The researchers also created a computer program that converted information on plastic particle count into units of mass and surface area that they plan to share online so that other researchers can report their results in a standardised manner.
They now plan to investigate any potential health risks that may arise due to plastic contamination.
“We never want to be alarmist, but it is concerning that these non-biodegradable materials that are present everywhere can enter and accumulate in human tissues, and we don’t know the possible health effects,” said PhD student and co-author Varun Kelkar.
“Once we get a better idea of what’s in the tissues, we can conduct epidemiological studies to assess human health outcomes. That way, we can start to understand the potential health risks, if any.”
Reader Q&A: How does plastic get into the oceans?
Asked by: Tamsin Nicholson, via email
Around 80 per cent of the plastic waste found in the oceans today originated inland. Littering, poor waste management and industrial activity can all allow plastic to enter the natural environment.
A significant proportion of this then blows into rivers and streams, which carry it into the ocean.
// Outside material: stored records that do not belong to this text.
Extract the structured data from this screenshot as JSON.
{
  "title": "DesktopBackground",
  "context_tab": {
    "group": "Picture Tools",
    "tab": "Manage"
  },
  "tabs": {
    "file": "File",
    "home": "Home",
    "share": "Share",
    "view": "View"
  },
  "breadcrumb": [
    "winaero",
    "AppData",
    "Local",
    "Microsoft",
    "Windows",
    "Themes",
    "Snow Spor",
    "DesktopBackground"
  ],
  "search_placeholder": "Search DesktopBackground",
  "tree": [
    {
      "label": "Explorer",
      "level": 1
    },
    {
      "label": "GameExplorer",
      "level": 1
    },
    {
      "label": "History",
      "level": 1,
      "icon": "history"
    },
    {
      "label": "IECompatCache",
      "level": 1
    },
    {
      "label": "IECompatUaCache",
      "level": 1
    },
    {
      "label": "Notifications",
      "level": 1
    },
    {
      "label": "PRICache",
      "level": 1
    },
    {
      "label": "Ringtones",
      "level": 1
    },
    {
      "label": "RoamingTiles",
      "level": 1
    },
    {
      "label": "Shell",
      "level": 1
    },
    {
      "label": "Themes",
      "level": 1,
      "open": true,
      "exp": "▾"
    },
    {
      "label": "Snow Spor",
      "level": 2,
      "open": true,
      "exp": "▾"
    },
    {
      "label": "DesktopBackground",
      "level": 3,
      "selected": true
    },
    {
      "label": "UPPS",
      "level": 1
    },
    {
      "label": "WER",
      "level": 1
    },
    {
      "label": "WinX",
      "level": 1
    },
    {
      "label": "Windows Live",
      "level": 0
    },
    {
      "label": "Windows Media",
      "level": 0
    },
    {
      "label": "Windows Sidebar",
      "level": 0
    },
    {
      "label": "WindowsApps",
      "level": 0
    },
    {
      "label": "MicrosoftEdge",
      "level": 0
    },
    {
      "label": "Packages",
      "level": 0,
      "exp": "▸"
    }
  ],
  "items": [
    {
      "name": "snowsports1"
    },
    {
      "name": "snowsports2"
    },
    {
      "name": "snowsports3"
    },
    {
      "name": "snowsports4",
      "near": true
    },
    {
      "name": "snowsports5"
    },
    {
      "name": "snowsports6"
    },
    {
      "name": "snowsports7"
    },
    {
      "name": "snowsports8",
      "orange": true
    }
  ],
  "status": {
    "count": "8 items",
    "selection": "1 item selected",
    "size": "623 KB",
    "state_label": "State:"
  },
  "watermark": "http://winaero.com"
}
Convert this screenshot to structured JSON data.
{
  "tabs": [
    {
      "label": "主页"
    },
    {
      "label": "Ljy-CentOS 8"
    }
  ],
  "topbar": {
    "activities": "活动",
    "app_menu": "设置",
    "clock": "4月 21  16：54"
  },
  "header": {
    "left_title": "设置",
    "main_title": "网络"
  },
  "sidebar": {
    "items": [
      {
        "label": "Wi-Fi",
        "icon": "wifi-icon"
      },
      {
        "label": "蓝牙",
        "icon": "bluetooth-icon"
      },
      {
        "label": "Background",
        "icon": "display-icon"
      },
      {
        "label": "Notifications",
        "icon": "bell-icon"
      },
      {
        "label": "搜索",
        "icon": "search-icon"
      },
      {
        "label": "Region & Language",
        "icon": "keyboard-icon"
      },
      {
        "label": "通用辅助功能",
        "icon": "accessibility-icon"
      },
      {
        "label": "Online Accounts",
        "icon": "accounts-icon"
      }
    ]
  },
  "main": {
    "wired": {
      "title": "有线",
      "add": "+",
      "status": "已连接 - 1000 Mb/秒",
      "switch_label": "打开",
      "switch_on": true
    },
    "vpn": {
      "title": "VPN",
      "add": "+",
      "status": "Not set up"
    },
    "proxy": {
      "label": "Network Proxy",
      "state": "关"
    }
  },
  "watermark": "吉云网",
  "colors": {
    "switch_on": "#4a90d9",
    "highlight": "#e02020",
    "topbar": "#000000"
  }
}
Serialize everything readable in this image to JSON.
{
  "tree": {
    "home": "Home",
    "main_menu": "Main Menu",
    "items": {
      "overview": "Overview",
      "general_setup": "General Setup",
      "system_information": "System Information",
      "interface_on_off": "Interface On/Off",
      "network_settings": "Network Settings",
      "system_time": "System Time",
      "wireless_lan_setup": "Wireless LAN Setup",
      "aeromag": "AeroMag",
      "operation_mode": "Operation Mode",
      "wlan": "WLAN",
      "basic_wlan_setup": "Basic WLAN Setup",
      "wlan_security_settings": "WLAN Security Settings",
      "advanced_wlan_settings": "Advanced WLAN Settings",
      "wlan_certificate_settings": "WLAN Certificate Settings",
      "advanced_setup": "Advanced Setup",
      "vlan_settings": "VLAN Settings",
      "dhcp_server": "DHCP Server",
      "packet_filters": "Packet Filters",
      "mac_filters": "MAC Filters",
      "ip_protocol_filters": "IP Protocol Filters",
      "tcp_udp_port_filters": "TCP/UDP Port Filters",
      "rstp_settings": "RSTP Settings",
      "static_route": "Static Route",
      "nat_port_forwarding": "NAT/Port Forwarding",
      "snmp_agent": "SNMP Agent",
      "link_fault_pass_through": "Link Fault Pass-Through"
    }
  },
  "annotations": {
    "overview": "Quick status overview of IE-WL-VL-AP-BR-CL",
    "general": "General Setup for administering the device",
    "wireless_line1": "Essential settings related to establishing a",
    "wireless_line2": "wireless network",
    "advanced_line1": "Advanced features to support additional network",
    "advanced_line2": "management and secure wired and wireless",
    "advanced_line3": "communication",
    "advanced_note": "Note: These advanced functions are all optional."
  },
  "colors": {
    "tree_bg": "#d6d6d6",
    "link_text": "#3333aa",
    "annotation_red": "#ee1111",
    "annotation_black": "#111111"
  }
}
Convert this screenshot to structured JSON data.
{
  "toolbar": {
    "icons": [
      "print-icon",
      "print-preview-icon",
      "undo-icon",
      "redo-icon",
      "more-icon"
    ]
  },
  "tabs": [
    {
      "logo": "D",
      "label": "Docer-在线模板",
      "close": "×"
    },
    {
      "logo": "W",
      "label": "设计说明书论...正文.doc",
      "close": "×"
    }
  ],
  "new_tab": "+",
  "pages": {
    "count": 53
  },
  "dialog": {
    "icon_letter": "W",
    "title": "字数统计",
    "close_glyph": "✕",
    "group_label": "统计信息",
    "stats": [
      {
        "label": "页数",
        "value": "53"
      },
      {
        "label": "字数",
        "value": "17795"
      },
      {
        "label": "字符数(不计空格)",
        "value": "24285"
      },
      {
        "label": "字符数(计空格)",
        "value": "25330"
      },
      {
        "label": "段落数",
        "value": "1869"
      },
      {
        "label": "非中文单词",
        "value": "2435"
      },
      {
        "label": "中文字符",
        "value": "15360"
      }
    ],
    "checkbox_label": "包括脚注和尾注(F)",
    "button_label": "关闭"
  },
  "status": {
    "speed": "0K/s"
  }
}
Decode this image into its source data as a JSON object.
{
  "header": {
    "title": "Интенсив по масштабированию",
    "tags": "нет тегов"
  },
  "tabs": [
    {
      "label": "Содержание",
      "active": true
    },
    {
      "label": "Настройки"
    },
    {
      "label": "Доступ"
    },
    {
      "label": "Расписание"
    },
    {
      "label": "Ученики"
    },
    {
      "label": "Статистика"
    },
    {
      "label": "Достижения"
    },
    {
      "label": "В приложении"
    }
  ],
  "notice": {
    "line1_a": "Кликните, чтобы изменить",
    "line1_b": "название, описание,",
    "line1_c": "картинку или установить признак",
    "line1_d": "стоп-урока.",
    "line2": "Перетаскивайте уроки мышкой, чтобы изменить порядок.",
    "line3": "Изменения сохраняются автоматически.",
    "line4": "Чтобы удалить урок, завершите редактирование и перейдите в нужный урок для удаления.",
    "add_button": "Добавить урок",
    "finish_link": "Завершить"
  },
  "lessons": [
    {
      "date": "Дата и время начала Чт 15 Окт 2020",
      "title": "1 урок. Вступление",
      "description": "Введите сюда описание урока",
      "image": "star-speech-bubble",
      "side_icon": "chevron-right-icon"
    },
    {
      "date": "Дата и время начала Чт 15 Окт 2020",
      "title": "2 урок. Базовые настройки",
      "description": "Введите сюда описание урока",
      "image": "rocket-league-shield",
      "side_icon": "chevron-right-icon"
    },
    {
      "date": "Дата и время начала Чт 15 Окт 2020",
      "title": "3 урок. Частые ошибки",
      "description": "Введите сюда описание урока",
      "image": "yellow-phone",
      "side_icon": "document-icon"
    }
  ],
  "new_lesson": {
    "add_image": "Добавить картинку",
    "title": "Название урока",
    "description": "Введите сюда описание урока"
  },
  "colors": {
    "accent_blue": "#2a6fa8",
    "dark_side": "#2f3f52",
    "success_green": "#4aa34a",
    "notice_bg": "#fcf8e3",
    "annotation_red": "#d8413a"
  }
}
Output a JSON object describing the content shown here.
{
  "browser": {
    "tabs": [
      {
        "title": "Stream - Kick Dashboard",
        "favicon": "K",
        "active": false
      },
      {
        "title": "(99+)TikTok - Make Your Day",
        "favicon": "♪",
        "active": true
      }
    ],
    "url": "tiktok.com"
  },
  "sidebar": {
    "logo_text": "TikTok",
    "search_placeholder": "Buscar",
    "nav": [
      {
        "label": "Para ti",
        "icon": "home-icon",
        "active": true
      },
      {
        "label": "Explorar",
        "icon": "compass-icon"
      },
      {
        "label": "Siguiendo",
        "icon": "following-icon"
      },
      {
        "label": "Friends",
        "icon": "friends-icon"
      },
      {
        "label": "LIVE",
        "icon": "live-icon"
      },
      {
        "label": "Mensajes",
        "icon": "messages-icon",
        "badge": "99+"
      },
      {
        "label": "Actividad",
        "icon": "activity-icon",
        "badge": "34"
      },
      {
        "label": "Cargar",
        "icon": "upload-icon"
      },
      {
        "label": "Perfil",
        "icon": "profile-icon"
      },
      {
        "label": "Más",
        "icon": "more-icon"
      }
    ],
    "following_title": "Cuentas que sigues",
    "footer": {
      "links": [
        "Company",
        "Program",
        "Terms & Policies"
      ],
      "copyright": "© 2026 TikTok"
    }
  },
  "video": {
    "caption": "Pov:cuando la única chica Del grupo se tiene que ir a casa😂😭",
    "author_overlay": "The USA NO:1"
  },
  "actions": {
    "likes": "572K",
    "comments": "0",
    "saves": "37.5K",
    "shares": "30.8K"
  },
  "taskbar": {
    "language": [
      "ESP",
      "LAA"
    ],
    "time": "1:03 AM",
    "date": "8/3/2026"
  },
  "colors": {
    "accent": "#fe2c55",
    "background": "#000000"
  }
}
This is particularly common in countries where waste infrastructure is lacking: an estimated two billion people worldwide don’t have access to solid waste collection.
On top of this, wastewater from our homes often contains tiny pieces of plastic, including microbeads from cosmetics (now banned in the UK) and fibres from polyester clothing. Tackling plastic pollution therefore requires individuals, governments and companies across the globe to work together to reduce plastic consumption and waste.